Jurisprudentie
AB1488
Datum uitspraak2001-05-04
RechtsgebiedBelasting
Soort ProcedureEerste aanleg - enkelvoudig
Instantie naamGerechtshof Leeuwarden
ZaaknummersNr. 814/00
Statusgepubliceerd
RechtsgebiedBelasting
Soort ProcedureEerste aanleg - enkelvoudig
Instantie naamGerechtshof Leeuwarden
ZaaknummersNr. 814/00
Statusgepubliceerd
Uitspraak
BELASTINGKAMER GERECHTSHOF TE LEEUWARDEN UITSPRAAK
Nr. 814/00 4 mei 2001
Uitspraak van het Gerechtshof te Leeuwarden, tweede enkelvoudige belastingkamer, op het verzet, gedaan door X te Z, tegen de beschikking van de voorzitter van de belastingkamer van 23 februari 2001, inzake het beroep tegen de uitspraak van burgemeester en wethouders van de gemeente Heerenveen, gedaan op het bezwaarschrift van belanghebbende tegen de hem opgelegde naheffingsaanslag in de parkeerbelasting over het jaar 2000.
Ingevolge het bepaalde in artikel 8:41, tweede lid van de Algemene wet bestuursrecht (:Awb) is het bij het hof ingesteld beroep niet-ontvankelijk, indien het verschuldigde griffierecht niet is gestort binnen vier weken, nadat de griffier van het hof degene, die het beroep heeft ingesteld, schriftelijk op de verschuldigdheid daarvan heeft gewezen.

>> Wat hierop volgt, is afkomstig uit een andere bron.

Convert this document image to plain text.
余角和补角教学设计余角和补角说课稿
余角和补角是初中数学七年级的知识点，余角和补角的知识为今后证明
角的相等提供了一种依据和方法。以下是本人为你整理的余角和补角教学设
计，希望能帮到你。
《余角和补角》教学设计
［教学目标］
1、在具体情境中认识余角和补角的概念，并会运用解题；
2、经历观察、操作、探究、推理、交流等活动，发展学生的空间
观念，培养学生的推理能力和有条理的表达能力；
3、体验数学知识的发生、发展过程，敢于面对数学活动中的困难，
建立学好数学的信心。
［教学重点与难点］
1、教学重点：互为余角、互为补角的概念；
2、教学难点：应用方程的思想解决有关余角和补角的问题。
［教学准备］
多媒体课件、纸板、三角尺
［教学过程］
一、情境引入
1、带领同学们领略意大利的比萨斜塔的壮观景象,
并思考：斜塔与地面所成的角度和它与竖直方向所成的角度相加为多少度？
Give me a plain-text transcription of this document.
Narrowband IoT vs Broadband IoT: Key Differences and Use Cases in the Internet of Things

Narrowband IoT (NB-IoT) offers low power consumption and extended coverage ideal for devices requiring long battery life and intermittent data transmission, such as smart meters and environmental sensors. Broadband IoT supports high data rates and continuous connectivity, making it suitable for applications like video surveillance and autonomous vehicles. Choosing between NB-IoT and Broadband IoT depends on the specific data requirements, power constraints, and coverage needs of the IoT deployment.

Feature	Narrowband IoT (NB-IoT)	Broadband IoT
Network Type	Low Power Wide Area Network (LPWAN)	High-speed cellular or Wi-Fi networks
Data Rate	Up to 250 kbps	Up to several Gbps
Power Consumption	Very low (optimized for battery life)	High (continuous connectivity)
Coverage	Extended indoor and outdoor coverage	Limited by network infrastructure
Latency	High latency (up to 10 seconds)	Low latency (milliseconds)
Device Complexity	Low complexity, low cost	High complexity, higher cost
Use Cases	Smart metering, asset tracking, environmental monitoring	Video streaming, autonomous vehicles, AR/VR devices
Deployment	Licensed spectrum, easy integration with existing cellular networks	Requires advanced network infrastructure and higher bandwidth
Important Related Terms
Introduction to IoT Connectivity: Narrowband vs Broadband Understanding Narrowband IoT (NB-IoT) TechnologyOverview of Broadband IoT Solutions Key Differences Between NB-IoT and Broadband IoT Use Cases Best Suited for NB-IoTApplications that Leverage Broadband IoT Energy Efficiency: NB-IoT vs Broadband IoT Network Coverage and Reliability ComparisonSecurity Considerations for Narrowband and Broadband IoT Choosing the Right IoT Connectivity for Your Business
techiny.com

Vaststaat, dat de griffier belanghebbende op het door haar opgegeven adres bij schrijven van 24 november 2000 en daarna bij aangetekend schrijven d.d. 4 januari 2001, heeft verzocht het verschuldigde griffierecht te betalen. Aan dit verzoek is geen gevolg gegeven.
Omdat de betaling van het griffierecht is uitgebleven heeft de voorzitter bij voormelde beschikking het beroep niet-ontvankelijk verklaard.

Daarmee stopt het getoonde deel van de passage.